The blue for which the mountains were named is rare in winter, but there are evenings in late December when, viewed from the east against a salmon sky, the enfolded ridges take on a indigo hue that makes them appear larger than they are, higher and cut more deeply into the horizon.
Rivers run quietly, steadily through the gray and brown world, and the rivers, more than any other feature in the landscape, tempt you to make sense of the scene. But it is hard for words to follow water flowing over a staircase of moss-covered greenstone, or trace the pleasing abstract of sycamore bark at streamside, or depict the attitude of a junco keeping its distance in the winter understory. The near sound of rivers, like the far sound of geese in flight, plays on one's consciousness without resolution.
In winter trout are nowhere to be seen, but you know they are there. They inhabit a cold within the rivers that is older than the mountains themselves.

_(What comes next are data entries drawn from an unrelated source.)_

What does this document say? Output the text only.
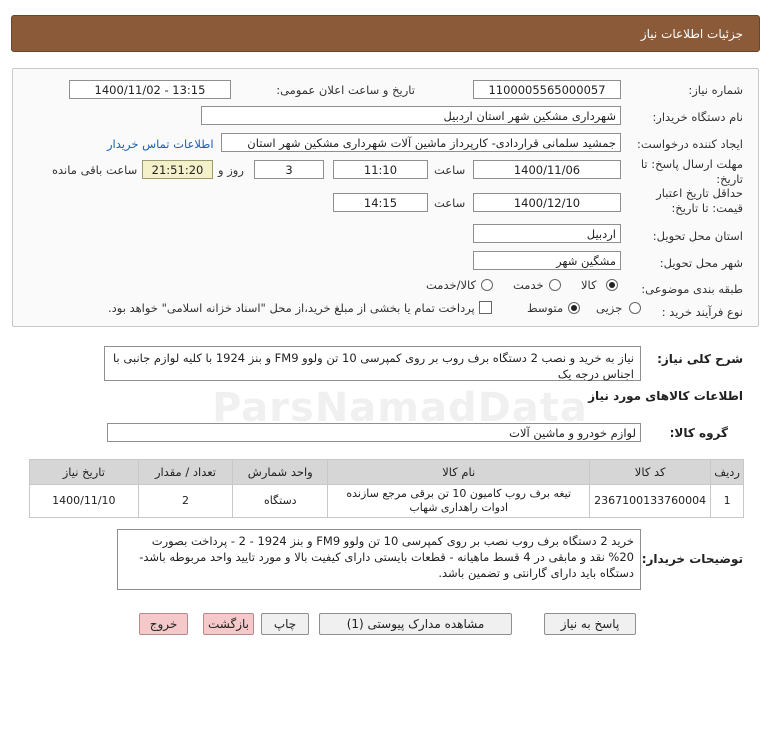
جزئیات اطلاعات نیاز
شماره نیاز:
1100005565000057
تاریخ و ساعت اعلان عمومی:
1400/11/02 - 13:15
نام دستگاه خریدار:
شهرداری مشکین شهر استان اردبیل
ایجاد کننده درخواست:
جمشید سلمانی قراردادی- کارپرداز ماشین آلات شهرداری مشکین شهر استان
اطلاعات تماس خریدار
مهلت ارسال پاسخ: تا
تاریخ:
1400/11/06
ساعت
11:10
3
روز و
21:51:20
ساعت باقی مانده
حداقل تاریخ اعتبار
قیمت: تا تاریخ:
1400/12/10
ساعت
14:15
استان محل تحویل:
اردبیل
شهر محل تحویل:
مشگین شهر
طبقه بندی موضوعی:
کالا
خدمت
کالا/خدمت
نوع فرآیند خرید :
جزیی
متوسط
پرداخت تمام یا بخشی از مبلغ خرید،از محل "اسناد خزانه اسلامی" خواهد بود.
شرح کلی نیاز:
نیاز به خرید و نصب 2 دستگاه برف روب بر روی کمپرسی 10 تن ولوو FM9 و بنز 1924 با کلیه لوازم جانبی با اجناس درجه یک
ParsNamadData اطلاعات کالاهای مورد نیاز
گروه کالا:
لوازم خودرو و ماشین آلات
ردیف	کد کالا	نام کالا	واحد شمارش	تعداد / مقدار	تاریخ نیاز
1	2367100133760004	تیغه برف روب کامیون 10 تن برقی مرجع سازنده ادوات راهداری شهاب	دستگاه	2	1400/11/10
توضیحات خریدار:
خرید 2 دستگاه برف روب نصب بر روی کمپرسی 10 تن ولوو FM9 و بنز 1924 - 2 - پرداخت بصورت 20% نقد و مابقی در 4 قسط ماهیانه - قطعات بایستی دارای کیفیت بالا و مورد تایید واحد مربوطه باشد- دستگاه باید دارای گارانتی و تضمین باشد.
پاسخ به نیاز
مشاهده مدارک پیوستی (1)
چاپ
بازگشت
خروج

I move tentatively through the year's shortest day, as if I'm on the edge of something. I do not like the brief, dark days when the silent turn of the year in the dead of winter seems to stall. In early January I drive north along the eastern flank of the mountains twenty miles to get my fishing license at Wolftown in Madison County, Virginia. I buy it at the old post office and general store there, because I believe that somehow brings me luck. The locals wonder where I come from.
This year it was so cold I didn't bother to drive on three miles to the Rapidan, past Graves Mill, to start the year's fishing. The leaden sky seemed to get lower by the minute, as if it were packing the frigid air deep into fields of corn stubble and snow-dusted pastures, and I was glad not to be wading what I knew would be a gray, uninviting river.
But back home, I was as restless as the wintering Canada geese that flew about the county in undisciplined vees from frozen cornfields to freezing farm ponds all afternoon. My house wasn't as warm as I thought it would be, and I kept moving from room to room, looking out the windows.